Beyers adds that millennials moving back is often a symptom of dependence which could be unhealthy.

“The young adult might be scared to face independence or of the consequences it might have on the parental unit when the ‘nest’ is empty. This is often maintained by the parents through inducing guilt whenever the young adult attempts to become more independent.”

For many it is a financial decision, as they either have been retrenched and cannot afford to carry a household any longer, or a joint financial decision to share expenses in order to cover costs or to save

Drawbacks and gains

Both Beyers and Kleovoulou say there are certain developmental goals that are met when a person starts living by themselves, which become complicated to achieve when a child moves back.

“It has been found that young adults who fail in achieving these (developmental goals) often present with significant problems such as depression, low self-esteem, anxiety, substance dependence and also relationship difficulties,” Beyers says.
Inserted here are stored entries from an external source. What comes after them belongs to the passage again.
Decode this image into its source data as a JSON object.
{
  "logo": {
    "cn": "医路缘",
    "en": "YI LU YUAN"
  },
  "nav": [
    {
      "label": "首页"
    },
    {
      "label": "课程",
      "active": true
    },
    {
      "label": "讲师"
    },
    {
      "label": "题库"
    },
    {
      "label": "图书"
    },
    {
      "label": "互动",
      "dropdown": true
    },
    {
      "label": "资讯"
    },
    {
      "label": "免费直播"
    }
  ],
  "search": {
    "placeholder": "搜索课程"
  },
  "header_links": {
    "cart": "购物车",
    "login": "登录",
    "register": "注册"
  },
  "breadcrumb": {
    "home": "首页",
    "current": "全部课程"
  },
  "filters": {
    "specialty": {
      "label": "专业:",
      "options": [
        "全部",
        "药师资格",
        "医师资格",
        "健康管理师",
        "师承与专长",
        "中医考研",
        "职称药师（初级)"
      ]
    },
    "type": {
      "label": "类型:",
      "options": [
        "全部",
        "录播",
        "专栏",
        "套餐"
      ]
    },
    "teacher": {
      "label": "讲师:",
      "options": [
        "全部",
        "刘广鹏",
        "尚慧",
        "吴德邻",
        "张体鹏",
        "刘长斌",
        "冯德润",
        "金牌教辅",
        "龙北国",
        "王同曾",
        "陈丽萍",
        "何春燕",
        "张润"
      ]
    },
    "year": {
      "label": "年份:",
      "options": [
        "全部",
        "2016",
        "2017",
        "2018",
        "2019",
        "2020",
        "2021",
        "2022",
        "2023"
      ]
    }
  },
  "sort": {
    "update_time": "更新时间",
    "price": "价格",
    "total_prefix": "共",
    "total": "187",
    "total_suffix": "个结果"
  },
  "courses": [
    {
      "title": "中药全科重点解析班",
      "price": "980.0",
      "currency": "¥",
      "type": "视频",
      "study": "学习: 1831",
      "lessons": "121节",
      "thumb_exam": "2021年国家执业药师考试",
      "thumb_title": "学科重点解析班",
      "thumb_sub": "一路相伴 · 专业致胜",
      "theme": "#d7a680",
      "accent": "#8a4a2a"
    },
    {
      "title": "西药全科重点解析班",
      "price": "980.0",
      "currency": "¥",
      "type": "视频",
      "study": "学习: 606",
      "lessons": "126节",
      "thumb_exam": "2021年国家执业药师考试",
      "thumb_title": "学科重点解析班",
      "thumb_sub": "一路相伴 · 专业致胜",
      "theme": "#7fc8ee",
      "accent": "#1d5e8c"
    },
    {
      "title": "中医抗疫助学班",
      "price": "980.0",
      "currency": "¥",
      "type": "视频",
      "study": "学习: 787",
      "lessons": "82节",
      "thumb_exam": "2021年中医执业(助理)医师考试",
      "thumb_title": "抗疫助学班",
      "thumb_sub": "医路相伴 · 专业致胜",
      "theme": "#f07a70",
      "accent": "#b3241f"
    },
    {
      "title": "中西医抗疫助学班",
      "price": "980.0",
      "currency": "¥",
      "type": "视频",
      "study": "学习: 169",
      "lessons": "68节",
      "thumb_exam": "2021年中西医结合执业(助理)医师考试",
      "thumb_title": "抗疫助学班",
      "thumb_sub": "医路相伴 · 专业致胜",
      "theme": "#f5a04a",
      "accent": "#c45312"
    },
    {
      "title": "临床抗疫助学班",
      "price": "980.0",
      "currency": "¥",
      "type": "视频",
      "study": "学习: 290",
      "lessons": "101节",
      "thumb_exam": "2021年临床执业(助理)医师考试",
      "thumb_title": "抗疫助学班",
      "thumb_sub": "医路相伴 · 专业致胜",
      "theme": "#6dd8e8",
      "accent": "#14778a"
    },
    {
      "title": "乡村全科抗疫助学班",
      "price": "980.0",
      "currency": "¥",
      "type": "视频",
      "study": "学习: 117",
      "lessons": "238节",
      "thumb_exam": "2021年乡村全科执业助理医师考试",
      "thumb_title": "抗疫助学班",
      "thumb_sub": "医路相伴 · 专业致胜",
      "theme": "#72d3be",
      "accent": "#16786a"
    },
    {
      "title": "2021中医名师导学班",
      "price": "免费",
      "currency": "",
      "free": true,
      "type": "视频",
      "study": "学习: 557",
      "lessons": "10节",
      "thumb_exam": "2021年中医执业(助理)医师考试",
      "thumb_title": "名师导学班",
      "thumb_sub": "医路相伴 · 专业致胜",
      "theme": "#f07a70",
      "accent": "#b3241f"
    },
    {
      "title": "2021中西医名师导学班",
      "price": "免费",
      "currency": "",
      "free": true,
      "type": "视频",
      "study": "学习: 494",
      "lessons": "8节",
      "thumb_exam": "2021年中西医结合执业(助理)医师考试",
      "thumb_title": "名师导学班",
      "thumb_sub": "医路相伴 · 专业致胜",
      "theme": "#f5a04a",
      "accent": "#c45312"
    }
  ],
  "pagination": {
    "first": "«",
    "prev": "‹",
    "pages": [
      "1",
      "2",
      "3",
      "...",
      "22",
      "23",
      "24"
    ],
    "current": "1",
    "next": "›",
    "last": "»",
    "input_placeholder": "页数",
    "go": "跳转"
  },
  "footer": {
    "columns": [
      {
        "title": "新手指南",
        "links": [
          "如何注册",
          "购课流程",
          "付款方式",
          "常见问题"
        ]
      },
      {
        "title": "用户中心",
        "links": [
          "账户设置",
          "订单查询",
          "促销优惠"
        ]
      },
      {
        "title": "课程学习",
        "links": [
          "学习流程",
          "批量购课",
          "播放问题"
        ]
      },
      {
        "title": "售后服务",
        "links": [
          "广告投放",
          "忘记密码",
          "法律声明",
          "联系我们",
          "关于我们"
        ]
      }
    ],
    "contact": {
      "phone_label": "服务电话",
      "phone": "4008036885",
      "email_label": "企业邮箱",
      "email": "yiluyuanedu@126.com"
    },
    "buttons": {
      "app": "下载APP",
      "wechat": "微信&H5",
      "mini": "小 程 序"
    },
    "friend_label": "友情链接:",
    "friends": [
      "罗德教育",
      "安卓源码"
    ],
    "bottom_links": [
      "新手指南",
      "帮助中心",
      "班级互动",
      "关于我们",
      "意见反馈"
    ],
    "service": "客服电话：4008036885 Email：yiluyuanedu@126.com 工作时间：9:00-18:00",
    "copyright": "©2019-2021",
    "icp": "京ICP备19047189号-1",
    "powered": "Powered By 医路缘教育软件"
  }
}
It’s important to be aware of your specific situation, though, and weigh up the drawbacks and gains before moving back.

“If you cannot survive every month on your own as an independent adult, but you insist on staying on your own, this will weigh heavy,” Kleovoulou says. “If you left home on terrible terms, and it is a toxic environment to go back into then you need to consider this too, for example.”

Thinking of moving back?

Whatever your situation may be, if you’re considering moving back, consider this advice from Kleovoulou and Beyers:

- Communicate. It’s important to alleviate expectations and figure out what roles everyone needs to play and contribute in the household. 

- Boundaries. For you and for your parents. You’re not a teenager anymore - you’re capable of making your own decisions, but need to keep in mind the values of your parents’ home.